Ricercatore indipendente

La mia ricerca indipendente si svolge nel campo della religione e della spiritualità in dialogo con scienze convenzionali e di confine tenendo presente che nella mia ottica di ricerca nelle scienze di confine rientrano anche campi di conoscenza a contenuto paranormale, occulto, esoterico, apocrifo, gnostico, mitologico, ermetico, alchemico.

 

Traccia del percorso di ricerca

Osservando la mia esperienza di ricerca nel corso degli anni è possibile dividerla in tre periodi.

Un primo periodo nel quale la religione e la spiritualità mi hanno accompagnato per molti anni nel corso dei quali ho avuto modo di esplorarne diverse espressioni.

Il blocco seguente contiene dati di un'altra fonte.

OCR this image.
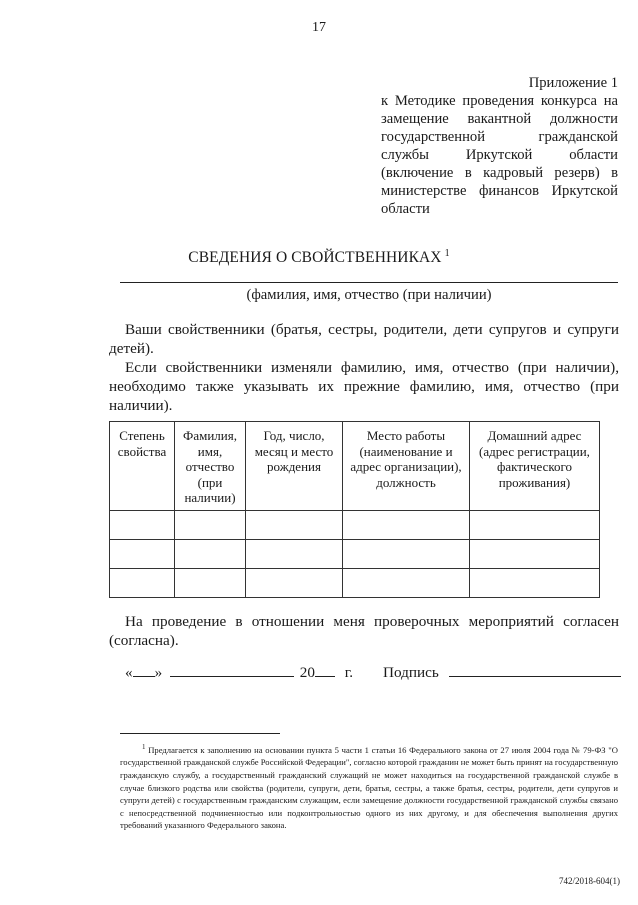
17
Приложение 1
к Методике проведения конкурса на
замещение вакантной должности
государственной гражданской
службы Иркутской области
(включение в кадровый резерв) в
министерстве финансов Иркутской
области
СВЕДЕНИЯ О СВОЙСТВЕННИКАХ $^1$
(фамилия, имя, отчество (при наличии)
Ваши свойственники (братья, сестры, родители, дети супругов и супруги детей).
Если свойственники изменяли фамилию, имя, отчество (при наличии), необходимо также указывать их прежние фамилию, имя, отчество (при наличии).
Степень свойства	Фамилия, имя, отчество (при наличии)	Год, число, месяц и место рождения	Место работы (наименование и адрес организации), должность	Домашний адрес (адрес регистрации, фактического проживания)

На проведение в отношении меня проверочных мероприятий согласен (согласна).
« »	20 г. Подпись
$^1$ Предлагается к заполнению на основании пункта 5 части 1 статьи 16 Федерального закона от 27 июля 2004 года № 79-ФЗ "О государственной гражданской службе Российской Федерации", согласно которой гражданин не может быть принят на государственную гражданскую службу, а государственный гражданский служащий не может находиться на государственной гражданской службе в случае близкого родства или свойства (родители, супруги, дети, братья, сестры, а также братья, сестры, родители, дети супругов и супруги детей) с государственным гражданским служащим, если замещение должности государственной гражданской службы связано с непосредственной подчиненностью или подконтрольностью одного из них другому, и для обеспечения выполнения других требований указанного Федерального закона.
742/2018-604(1)
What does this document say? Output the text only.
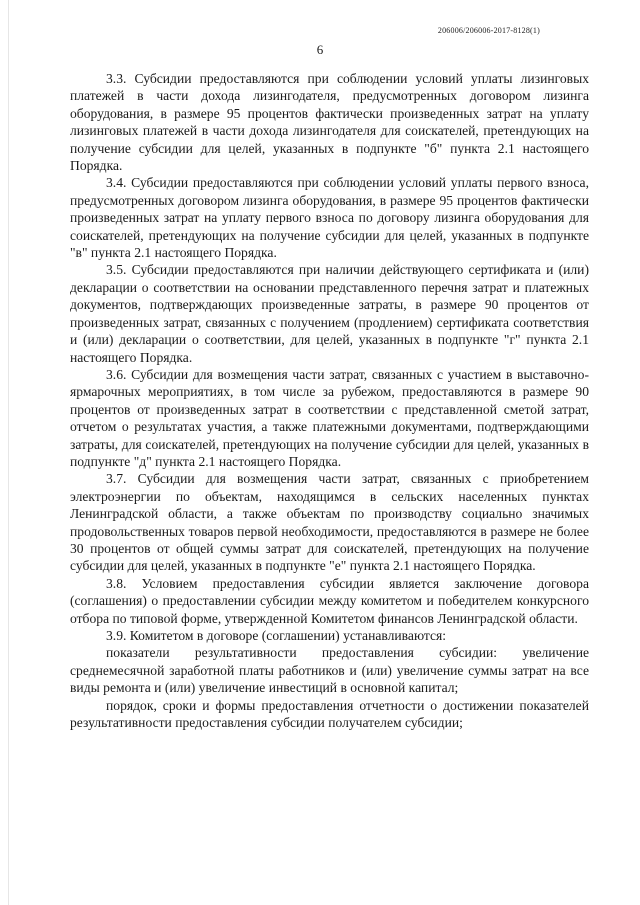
206006/206006-2017-8128(1)
6

3.3. Субсидии предоставляются при соблюдении условий уплаты лизинговых платежей в части дохода лизингодателя, предусмотренных договором лизинга оборудования, в размере 95 процентов фактически произведенных затрат на уплату лизинговых платежей в части дохода лизингодателя для соискателей, претендующих на получение субсидии для целей, указанных в подпункте "б" пункта 2.1 настоящего Порядка.

3.4. Субсидии предоставляются при соблюдении условий уплаты первого взноса, предусмотренных договором лизинга оборудования, в размере 95 процентов фактически произведенных затрат на уплату первого взноса по договору лизинга оборудования для соискателей, претендующих на получение субсидии для целей, указанных в подпункте "в" пункта 2.1 настоящего Порядка.

3.5. Субсидии предоставляются при наличии действующего сертификата и (или) декларации о соответствии на основании представленного перечня затрат и платежных документов, подтверждающих произведенные затраты, в размере 90 процентов от произведенных затрат, связанных с получением (продлением) сертификата соответствия и (или) декларации о соответствии, для целей, указанных в подпункте "г" пункта 2.1 настоящего Порядка.

3.6. Субсидии для возмещения части затрат, связанных с участием в выставочно-ярмарочных мероприятиях, в том числе за рубежом, предоставляются в размере 90 процентов от произведенных затрат в соответствии с представленной сметой затрат, отчетом о результатах участия, а также платежными документами, подтверждающими затраты, для соискателей, претендующих на получение субсидии для целей, указанных в подпункте "д" пункта 2.1 настоящего Порядка.

3.7. Субсидии для возмещения части затрат, связанных с приобретением электроэнергии по объектам, находящимся в сельских населенных пунктах Ленинградской области, а также объектам по производству социально значимых продовольственных товаров первой необходимости, предоставляются в размере не более 30 процентов от общей суммы затрат для соискателей, претендующих на получение субсидии для целей, указанных в подпункте "е" пункта 2.1 настоящего Порядка.

3.8. Условием предоставления субсидии является заключение договора (соглашения) о предоставлении субсидии между комитетом и победителем конкурсного отбора по типовой форме, утвержденной Комитетом финансов Ленинградской области.

3.9. Комитетом в договоре (соглашении) устанавливаются:

показатели результативности предоставления субсидии: увеличение среднемесячной заработной платы работников и (или) увеличение суммы затрат на все виды ремонта и (или) увеличение инвестиций в основной капитал;

порядок, сроки и формы предоставления отчетности о достижении показателей результативности предоставления субсидии получателем субсидии;
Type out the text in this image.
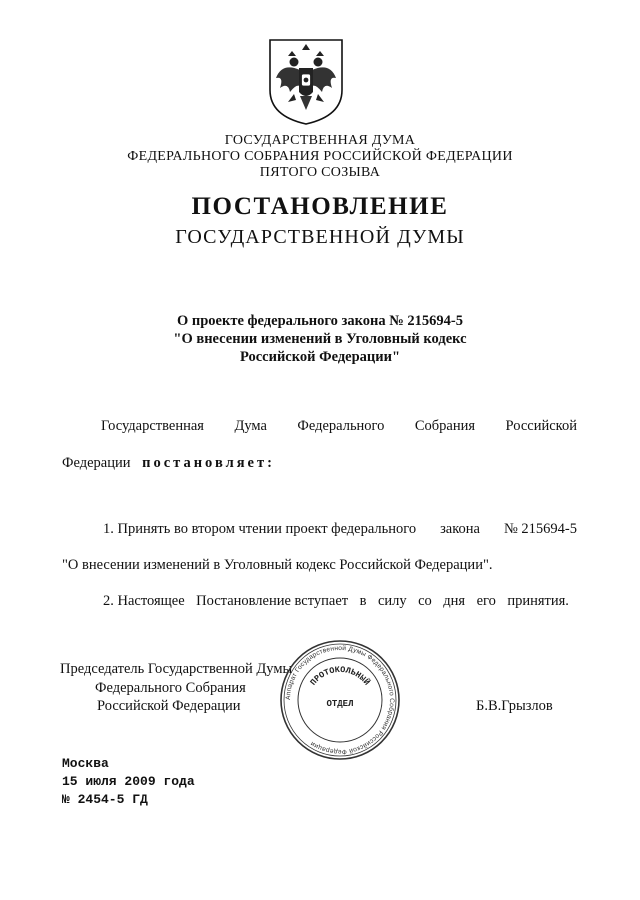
ГОСУДАРСТВЕННАЯ ДУМА
ФЕДЕРАЛЬНОГО СОБРАНИЯ РОССИЙСКОЙ ФЕДЕРАЦИИ
ПЯТОГО СОЗЫВА
ПОСТАНОВЛЕНИЕ
ГОСУДАРСТВЕННОЙ ДУМЫ
О проекте федерального закона № 215694-5
"О внесении изменений в Уголовный кодекс
Российской Федерации"
Государственная Дума Федерального Собрания Российской
Федерации постановляет:
1. Принять во втором чтении проект федерального закона № 215694-5
"О внесении изменений в Уголовный кодекс Российской Федерации".
2. Настоящее Постановление вступает в силу со дня его принятия.
Председатель Государственной Думы
Федерального Собрания
Российской Федерации	Б.В.Грызлов
Аппарат Государственной Думы Федерального Собрания Российской Федерации
ПРОТОКОЛЬНЫЙ
ОТДЕЛ
Москва
15 июля 2009 года
№ 2454-5 ГД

In modo particolare Cristianesimo (Cattolico ed Esoterico), Taoismo (Zhengyi e Quanzhen Longmen), Sciamanesimo (Nativo Americano e Buriato), con esplorazioni di Buddhismo (Tibetano e Zen) e Induismo (Advaita Vedanta e Shivaismo Kashmiro) fino a quando il tipo di comprensione che avevo della religione e della spiritualità è entrata in crisi e ciò grazie all’ampliamento della conoscenza prodotto in particolare dallo studio di Psicoanalisi, Antropologia, Fisica (vedi pubblicazioni).

Un secondo periodo nel quale ho intrapreso un periodo di ricerca post-religionale e post-spirituale che mi ha permesso, soprattutto grazie al confronto con la Cosmologia, di fare riferimento ad uno sfondo di ricerca che ha dato una svolta fondamentale al mio percorso e cioè al multiverso laddove è descritto dalle scienze come senza inizio e senza fine. Questo secondo periodo mi ha condotto a considerare la religione e la spiritualità come strettamente associate alla fase evolutiva da poco conclusasi per la nostra specie (cioè quella neolitico-agraria) deducendo che anche la religione e la spiritualità sono in via di superamento (Vedi Bazzan, A., Essere multiverso, BookSprint Edizioni, Romagnano al Monte (SA), 2025)

Un terzo periodo di ricerca, quello attuale, nel quale proseguendo con l’approccio post-religionale e post-spirituale sono giunto a un esito sorprendente ovvero a comprendere che la fine della fase evolutiva neolitico-agraria non comporta il superamento della religione e della spiritualità bensì una apertura, portata dalla fase evolutiva entrante, alla possibilità di conoscere e di fare esperienza in modo nuovo della religione e della spiritualità. Ho così fatto esperienza del fatto che un percorso di ricerca post-religionale e post-spirituale risulta essere necessario al raggiungimento di un nuovi modi di conoscere e di fare esperienza della religione e della spiritualità cosicché tale percorso di ricerca post-religionale e post-spirituale risulta essere un percorso di ricerca religionale e spirituale necessario per giungere a conoscere e vivere in modo nuovo la religione e la spiritualità.

In merito a questa nuova visione spero di poter pubblicare un libro entro il 2026.